Pero no sólo eso, me ha gustado mucho por ejemplo el enfoque de NotebookLM. No tiene pérdida: le pasas documentos y de ahí puedes extraer información. Un mini-LLM puesto a producción. Eso es genial, porque a «ese» no le tratas como un colega, le pides cosas, claramente.

Hacer guías, dar ideas, preparar material, ordenar listas, limpiar texto… una herramienta multidisciplinar.

Pero no para un «Hola, cuéntame algo que estoy aburrido».

Paralelismo con redes sociales: uso funcional, no personal

Yo era de los que en Twitter explicaba mi día a día. Microblogging lo llamaban. Ahora he retomado con bastante entusiasmo mi blog, no tanto porque lo lea mucha gente, sino porque es una vía de escape de mis pensamientos para que, la gente que me conoce, pueda saber mi opinión de los temas. A quien le interese, bien. A quien no, también.

Pero no voy a vomitar en las redes o a pelearme. A veces el silencio es una buena compañía y no hay que opinar de todo. Eso sí, uso las redes sociales. Algunas.

No tengo Instagram, ni Facebook, ni WhatsApp. No me mola la filosofía que hay detrás. De Twitter tengo buenos recuerdos, pero no tanto de X. LinkedIn es una herramienta interesante a nivel laboral, y Bluesky no acaba de despegar aunque la idea me gusta muchísimo.

Al final, la mejor red social es la que hay en mi blog: mi entorno, la gente que me sigue. Las redes sociales sirven para dar visibilidad a estos pensamientos.

Con la IA deberíamos plantear esto de una manera similar… sobre todo si tienes los planes gratuitos que se usan para entrenar a los modelos y crear perfiles.

Por un lado, mola mucho que la IA sepa de ti, pero, por otro lado, da bastante miedo lo que se puede hacer con esa información. Tenemos perfilados ya por todos sitios como para tener uno que además pueda controlar nuestra vida. La mejor película de Pixar, Wall-e, es el ejemplo perfecto de lo que un HAL (Auto) puede llevarnos a hacer. Todos gordos. Ahora el azul está de moda. Buy n’ Large Corporation.
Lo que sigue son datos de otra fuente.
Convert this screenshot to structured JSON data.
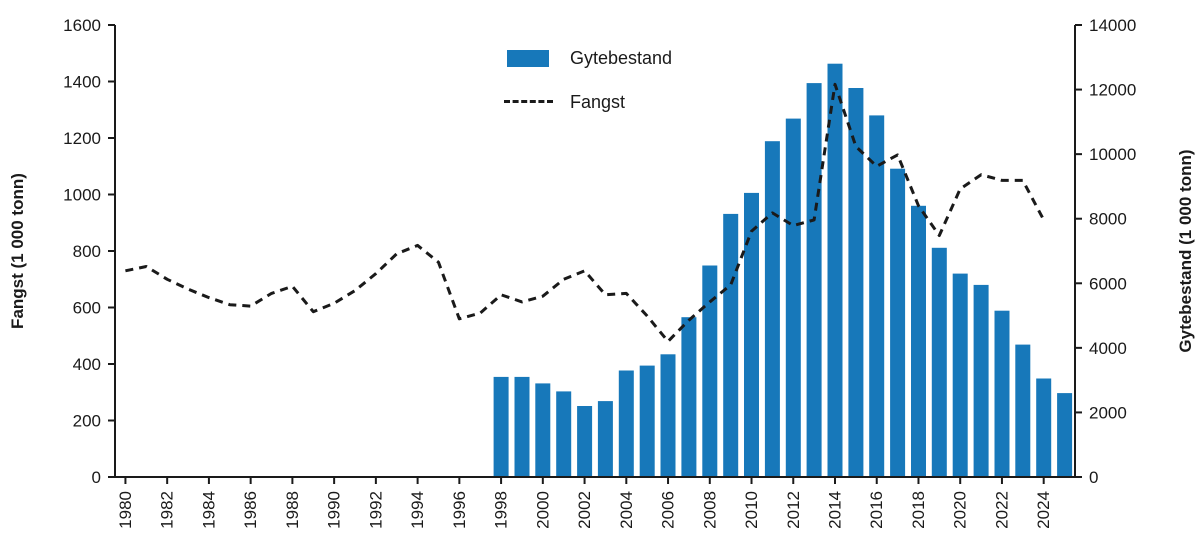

Los límites: privacidad y control

Pero, ¡tú usas Windows!

Sí. Conozco bien el tema de la telemetría y trabajo para reducir lo que mando a Internet, con cosas tan simples como tener unas DNS locales. Una chorrada, sí, pero vamos, pequeños granitos de arena.

Explicar cosas personales a la inteligencia artificial no me ha gustado nunca… a veces hay que hacerlo, porque si necesitas algo, acabas dando pistas. De ahí que con tus conversaciones se vayan a crear sistemas que decidan qué edad tienes sin necesidad de mandar una foto o hacer reconocimiento facial o enseñar tu DNI. De eso nos tenemos que preocupar. Si simplemente por cómo escribes se puede saber qué edad tienes… ¿Qué otras cosas se pueden saber?

Hace un par de años, trabajando en un proyecto con una gente que tiene un motor de IA por aquí por Barcelona, me decían «es que da mucho miedo». Los propios programadores. El CTO de la empresa te dice que tiene miedo de los resultados a los que lo han expuesto. Y eso eran simples experimentos.

Al igual que con las redes sociales, cada uno ha de ser responsable de lo que dice, de lo que publica, y de las repercusiones que en el futuro eso puede tener (y ya hemos visto demasiadas cosas, y las que no sabemos), con la IA debemos tener la misma filosofía. El «Control Parental» no está porque sí. La cuestión es quién pone límites a los padres que no tienen ni idea.

Más herramienta, menos personaje

Otra de las cosas a las que me estoy acostumbrando (y por la que hemos dado de baja la suscripción a ChatGPT) es que he comenzado a usar más el CLI de la consola SSH para comunicarme con las IA. Por API. Más tecnológico no puede ser.

Recomendaciones

Dos videos. Hay que verlos.

Stuart Russell

Yoshua Bengio

Y poco más a decir. No, no quiero venir a decir que los robots van a acabar con la humanidad, pero si quieres hacer un experimento, dile a dos IA distintas que se comuniquen de la forma más eficiente que encuentren entre ellas.